Considering its wealth of details and the intimacy of its first-person voice, it’s hard to believe that The Eight Mountains by Paolo Cognetti is a work of fiction and not a memoir ... this isn’t so much a page-turner as a novel that draws you in, gets into your soul and never leaves.
Young Pietro’s initial reflections about life on holiday in the mountains, where he spends his summers, his relationship with his father, and his friendship with Bruno, the cow-herding son of a local stonemason, teeter on the brink of being overly mystical. But The Eight Mountains is written in such arrestingly simple language...that it’s impossible not to be gradually sucked into the peaks and valleys of Pietro’s life ... homespun philosophy – of which there is plenty – is an acquired taste. But there’s something about the vertiginous setting that lends itself to this kind of contemplation. Cognetti captures the elation and melancholy that comes with reaching a spectacular summit, only to realise the minuscule part we play in the panorama of life.

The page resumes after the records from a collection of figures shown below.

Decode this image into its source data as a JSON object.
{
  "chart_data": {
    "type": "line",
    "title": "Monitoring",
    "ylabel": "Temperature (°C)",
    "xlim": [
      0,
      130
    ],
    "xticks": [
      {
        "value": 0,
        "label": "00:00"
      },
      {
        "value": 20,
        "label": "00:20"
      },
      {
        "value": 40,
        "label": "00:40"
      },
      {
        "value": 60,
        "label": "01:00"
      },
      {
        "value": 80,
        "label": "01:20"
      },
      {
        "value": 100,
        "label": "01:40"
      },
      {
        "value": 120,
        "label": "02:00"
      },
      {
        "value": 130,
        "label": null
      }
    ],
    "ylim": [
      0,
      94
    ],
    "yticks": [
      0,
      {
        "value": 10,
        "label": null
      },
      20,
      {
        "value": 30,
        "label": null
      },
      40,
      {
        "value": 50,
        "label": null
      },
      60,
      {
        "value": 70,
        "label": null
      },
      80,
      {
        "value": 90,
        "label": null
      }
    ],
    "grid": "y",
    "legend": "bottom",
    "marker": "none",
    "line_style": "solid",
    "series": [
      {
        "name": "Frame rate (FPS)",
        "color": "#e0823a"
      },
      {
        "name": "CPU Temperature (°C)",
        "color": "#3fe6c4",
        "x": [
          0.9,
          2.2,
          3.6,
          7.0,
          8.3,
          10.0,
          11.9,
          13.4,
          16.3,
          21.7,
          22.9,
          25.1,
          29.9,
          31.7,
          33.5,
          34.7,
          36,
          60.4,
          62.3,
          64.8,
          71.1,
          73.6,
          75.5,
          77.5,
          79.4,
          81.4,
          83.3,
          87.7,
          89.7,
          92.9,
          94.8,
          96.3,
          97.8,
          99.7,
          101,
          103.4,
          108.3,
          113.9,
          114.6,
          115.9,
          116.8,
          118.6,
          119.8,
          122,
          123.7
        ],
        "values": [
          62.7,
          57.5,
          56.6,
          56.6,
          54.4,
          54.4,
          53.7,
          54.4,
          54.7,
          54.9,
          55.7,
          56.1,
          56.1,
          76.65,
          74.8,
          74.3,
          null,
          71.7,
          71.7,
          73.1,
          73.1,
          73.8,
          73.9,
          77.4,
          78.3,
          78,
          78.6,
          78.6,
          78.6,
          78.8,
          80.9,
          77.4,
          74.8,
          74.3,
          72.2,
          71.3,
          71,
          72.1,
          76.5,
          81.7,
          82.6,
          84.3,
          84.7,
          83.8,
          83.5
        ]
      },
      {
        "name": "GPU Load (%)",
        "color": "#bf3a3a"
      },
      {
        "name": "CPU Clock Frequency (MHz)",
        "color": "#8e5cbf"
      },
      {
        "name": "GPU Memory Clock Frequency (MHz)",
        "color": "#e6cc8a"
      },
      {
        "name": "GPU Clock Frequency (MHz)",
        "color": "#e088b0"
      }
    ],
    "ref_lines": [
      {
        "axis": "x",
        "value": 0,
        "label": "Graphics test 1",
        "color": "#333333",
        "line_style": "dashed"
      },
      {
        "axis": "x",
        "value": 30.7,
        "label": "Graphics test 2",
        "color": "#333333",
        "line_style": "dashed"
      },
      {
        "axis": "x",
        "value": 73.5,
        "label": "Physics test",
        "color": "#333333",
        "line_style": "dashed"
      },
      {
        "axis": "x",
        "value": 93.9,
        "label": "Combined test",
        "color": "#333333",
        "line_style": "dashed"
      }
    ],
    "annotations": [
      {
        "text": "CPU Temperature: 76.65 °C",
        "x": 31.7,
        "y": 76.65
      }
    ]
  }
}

Paolo Cognetti’s novel ... is fluent in the language of mountains, and with his understated, crisp prose, the reader can almost breathe in the thin, alpine air ... Cognetti doesn’t hold to the old writing platitude of 'show, don’t tell,' but instead sets the stage for readers to simply feel. The strange ache of growing up — that floating sensation of trying to figure out who we are and who we’re supposed to be — reverberates throughout ... If the mountains in this book are a masterpiece, the underlying commentary about Europe’s present-day economic struggles and class disparities felt a bit underdeveloped ... The ending has a bittersweet mystery to it, yet I couldn’t help but wonder what would’ve happened if Cognetti has banished his romanticism in favor of letting his characters claw their way out of the dangerous crevasse of ruin toward recovery ... Still, The Eight Mountains reminds us of the power of place, the power of friendship, and the myths that shape our lives.